Where “Waiting for Guffman” (1996) and “Best in Show” (2000) held its characters as subjects of ruthless derision, “Mighty Wind” actually has affection for its cast of zanies. It allows for a little tenderness blended in amidst the outrageous non-sequiturs and gut-busting one-liners. It is a film with heart as well as wit.

This will please those who found “Guffman” too abrasive and dark, but should not disappoint those who saw it for what it was, i.e., the best comedy of the 1990s. For while there is a gentler touch underscoring it all, “Mighty Wind” does not neglect the comedy.

Guest, who directed the film and co-wrote the outline (actors improvise their own dialogue) with Eugene Levy, re-teams with “This Is Spinal Tap” co-stars Harry Shearer and Michael McKean as The Folksmen, a ’60s folk group called upon to perform at a concert memorializing music producer Irving Steinbloom.

The Folksmen were a jolly bass/guitar/mandolin trio with album titles like “Singin,'” “Wishin'” and “Pickin’,” and their career has been largely devoid of trouble — a contrast to the other two acts booked for the memorial concert.

The Main Street Singers disbanded in 1971 after 10 years and 30 albums, then later re-emerged as The New Main Street Singers. “There was abuse in my family, but it was mostly of a musical nature,” notes Terry Bohner (John Michael Higgins), one of the “new” members. His wife, Laurie (Jane Lynch), reports in a winking, effervescent manner that she had some experience in making adult films with the group’s originators before being brought on as a singer.

Husband-and-wife team Mitch and Mickey — now divorced — are the third group, and the film’s emotional center. Mitch (Eugene Levy) is befuddled and barely sane since the separation, having embarked on a mid-’70s solo career with songs like “If I Had a Gun” and “Anyone But You.” Mickey (Catherine O’Hara) is somewhat happily remarried to a dippy British train enthusiast and catheter salesman (Jim Piddock), but there is a wounded look in her expression. She and Mitch are a reminder that the characters played closest to reality are liable to be the funniest, most interesting ones.

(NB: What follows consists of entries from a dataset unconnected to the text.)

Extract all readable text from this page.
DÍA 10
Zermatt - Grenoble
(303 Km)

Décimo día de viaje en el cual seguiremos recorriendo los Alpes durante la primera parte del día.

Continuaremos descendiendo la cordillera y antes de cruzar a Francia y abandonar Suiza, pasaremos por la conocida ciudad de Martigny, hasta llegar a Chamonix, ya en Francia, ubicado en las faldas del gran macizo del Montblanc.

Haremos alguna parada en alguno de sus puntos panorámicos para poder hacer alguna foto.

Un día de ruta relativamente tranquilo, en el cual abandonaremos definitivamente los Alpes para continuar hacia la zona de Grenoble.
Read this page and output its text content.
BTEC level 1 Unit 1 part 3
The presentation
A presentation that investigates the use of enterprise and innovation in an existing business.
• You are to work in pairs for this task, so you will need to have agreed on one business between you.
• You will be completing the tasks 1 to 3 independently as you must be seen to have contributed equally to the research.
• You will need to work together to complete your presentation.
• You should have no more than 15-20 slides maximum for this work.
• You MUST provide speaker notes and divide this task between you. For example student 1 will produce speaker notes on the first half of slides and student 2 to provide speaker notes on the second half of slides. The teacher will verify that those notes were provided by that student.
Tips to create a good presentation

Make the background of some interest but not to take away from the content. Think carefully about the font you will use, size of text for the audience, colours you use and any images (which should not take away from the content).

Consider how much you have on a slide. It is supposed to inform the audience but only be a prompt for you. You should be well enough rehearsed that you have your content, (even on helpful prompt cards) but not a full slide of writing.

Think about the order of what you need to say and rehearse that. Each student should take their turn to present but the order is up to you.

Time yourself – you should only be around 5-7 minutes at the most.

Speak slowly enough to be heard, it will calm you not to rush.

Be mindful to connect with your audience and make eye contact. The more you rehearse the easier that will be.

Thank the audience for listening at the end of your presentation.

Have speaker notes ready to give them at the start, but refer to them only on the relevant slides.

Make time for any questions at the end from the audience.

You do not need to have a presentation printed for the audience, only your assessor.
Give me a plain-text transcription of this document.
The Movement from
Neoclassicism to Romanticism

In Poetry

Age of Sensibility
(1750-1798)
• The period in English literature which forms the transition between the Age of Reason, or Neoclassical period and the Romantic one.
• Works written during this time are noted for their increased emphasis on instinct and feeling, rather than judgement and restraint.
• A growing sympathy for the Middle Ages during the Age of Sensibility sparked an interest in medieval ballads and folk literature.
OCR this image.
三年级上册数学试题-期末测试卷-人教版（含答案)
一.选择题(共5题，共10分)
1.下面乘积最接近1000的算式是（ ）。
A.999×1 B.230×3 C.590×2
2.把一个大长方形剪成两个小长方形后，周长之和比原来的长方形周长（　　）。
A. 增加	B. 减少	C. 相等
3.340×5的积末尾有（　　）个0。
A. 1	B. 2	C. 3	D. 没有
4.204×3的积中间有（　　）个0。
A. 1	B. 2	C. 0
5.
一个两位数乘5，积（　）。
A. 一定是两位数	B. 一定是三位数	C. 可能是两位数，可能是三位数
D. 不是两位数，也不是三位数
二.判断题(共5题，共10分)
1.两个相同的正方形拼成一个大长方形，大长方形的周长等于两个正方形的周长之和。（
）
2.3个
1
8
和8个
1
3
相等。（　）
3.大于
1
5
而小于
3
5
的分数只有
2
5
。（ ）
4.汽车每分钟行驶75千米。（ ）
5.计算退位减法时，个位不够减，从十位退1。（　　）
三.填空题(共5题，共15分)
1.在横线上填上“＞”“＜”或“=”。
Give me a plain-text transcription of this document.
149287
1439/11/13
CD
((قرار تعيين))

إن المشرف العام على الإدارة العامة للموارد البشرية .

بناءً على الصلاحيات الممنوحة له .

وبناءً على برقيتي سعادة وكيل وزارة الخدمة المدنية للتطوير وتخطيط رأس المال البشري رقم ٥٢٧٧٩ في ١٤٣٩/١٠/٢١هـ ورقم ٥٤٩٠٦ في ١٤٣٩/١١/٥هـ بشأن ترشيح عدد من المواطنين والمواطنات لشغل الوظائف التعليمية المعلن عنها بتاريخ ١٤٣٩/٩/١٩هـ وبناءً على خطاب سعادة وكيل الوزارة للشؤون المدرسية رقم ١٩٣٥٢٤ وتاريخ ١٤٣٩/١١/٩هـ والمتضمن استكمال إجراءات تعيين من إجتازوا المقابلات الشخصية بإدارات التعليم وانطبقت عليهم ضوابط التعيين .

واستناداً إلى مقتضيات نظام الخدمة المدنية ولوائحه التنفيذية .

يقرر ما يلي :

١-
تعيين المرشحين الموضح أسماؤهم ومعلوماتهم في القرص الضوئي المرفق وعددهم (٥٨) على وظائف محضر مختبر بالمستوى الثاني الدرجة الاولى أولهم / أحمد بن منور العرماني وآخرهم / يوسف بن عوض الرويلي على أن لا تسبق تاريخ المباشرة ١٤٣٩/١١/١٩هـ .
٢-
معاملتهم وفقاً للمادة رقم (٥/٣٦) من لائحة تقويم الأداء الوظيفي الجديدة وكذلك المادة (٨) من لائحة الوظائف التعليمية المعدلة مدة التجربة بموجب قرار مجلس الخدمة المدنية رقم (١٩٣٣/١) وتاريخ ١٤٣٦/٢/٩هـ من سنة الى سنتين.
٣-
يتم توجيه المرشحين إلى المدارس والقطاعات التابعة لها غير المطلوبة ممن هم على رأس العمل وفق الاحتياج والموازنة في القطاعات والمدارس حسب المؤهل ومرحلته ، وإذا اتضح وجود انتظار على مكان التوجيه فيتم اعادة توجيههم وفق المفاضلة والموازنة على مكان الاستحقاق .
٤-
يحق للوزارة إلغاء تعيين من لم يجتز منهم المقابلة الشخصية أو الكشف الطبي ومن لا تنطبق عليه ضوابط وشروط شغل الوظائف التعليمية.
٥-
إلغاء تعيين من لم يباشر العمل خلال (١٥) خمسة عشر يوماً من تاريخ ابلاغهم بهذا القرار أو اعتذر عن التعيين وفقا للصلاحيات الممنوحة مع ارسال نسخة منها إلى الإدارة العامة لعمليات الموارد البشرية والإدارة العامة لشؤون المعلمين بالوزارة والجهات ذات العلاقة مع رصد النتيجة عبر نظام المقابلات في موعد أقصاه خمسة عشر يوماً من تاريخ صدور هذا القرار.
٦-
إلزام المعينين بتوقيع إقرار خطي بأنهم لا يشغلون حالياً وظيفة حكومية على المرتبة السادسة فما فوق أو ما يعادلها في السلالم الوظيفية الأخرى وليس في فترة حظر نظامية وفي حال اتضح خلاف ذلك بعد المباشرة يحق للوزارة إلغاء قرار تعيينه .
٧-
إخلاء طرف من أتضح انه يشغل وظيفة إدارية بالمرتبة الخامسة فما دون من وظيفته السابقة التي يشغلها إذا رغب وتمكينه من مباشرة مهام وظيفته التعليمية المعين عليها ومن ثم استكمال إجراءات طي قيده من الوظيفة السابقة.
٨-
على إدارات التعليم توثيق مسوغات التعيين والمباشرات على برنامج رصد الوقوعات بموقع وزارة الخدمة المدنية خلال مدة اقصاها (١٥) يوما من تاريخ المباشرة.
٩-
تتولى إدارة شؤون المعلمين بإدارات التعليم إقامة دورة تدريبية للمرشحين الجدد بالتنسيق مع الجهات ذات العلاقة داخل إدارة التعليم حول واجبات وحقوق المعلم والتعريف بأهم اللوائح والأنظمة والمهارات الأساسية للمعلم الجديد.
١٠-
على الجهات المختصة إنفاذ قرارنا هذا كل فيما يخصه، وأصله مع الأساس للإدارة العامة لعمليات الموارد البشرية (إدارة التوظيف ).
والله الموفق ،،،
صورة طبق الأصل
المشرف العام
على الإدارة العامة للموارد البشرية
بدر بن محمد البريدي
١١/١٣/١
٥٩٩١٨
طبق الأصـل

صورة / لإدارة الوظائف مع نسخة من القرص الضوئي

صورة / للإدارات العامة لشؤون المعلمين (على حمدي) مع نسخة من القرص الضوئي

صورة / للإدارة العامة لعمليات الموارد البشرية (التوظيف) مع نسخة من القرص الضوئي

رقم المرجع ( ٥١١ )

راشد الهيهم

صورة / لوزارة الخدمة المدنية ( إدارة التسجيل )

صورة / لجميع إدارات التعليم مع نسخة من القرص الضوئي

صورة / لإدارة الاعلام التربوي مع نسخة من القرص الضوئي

Just as he did in “Best in Show,” Fred Willard barges into the second half of the film with a storm of hilarious energy behind him. This time he is Mike LaFontaine, the clueless manager of The New Main Street Singers who was a sitcom star for one year in the ’70s and who still clings to his awful catchphrases. His suggestions to the band are uproariously inappropriate, and his contribution to the film is immeasurable.

There are more goofy characters too numerous to mention; if anything, in an effort to use all the Guest favorites, the film has crammed itself with too many people. Parker Posey, Jennifer Coolidge and Larry Miller are all sadly underused. Guest is said to have shot 80 hours of footage; one suspects the deleted scenes on the DVD will be just as entertaining as the film.

“A Mighty Wind” is sort of about letting go of the past and sort of about finding closure, but it is mostly about making an audience laugh. When Catherine O’Hara sings a song about her husband’s medical supplies at a trade show, you will recognize the spirit of “Guffman,” reborn in a new, kinder frame.

B+ (1 hr., 31 min.; PG-13, one mild profanity, some sexual innuendo, some overheard sexuality.)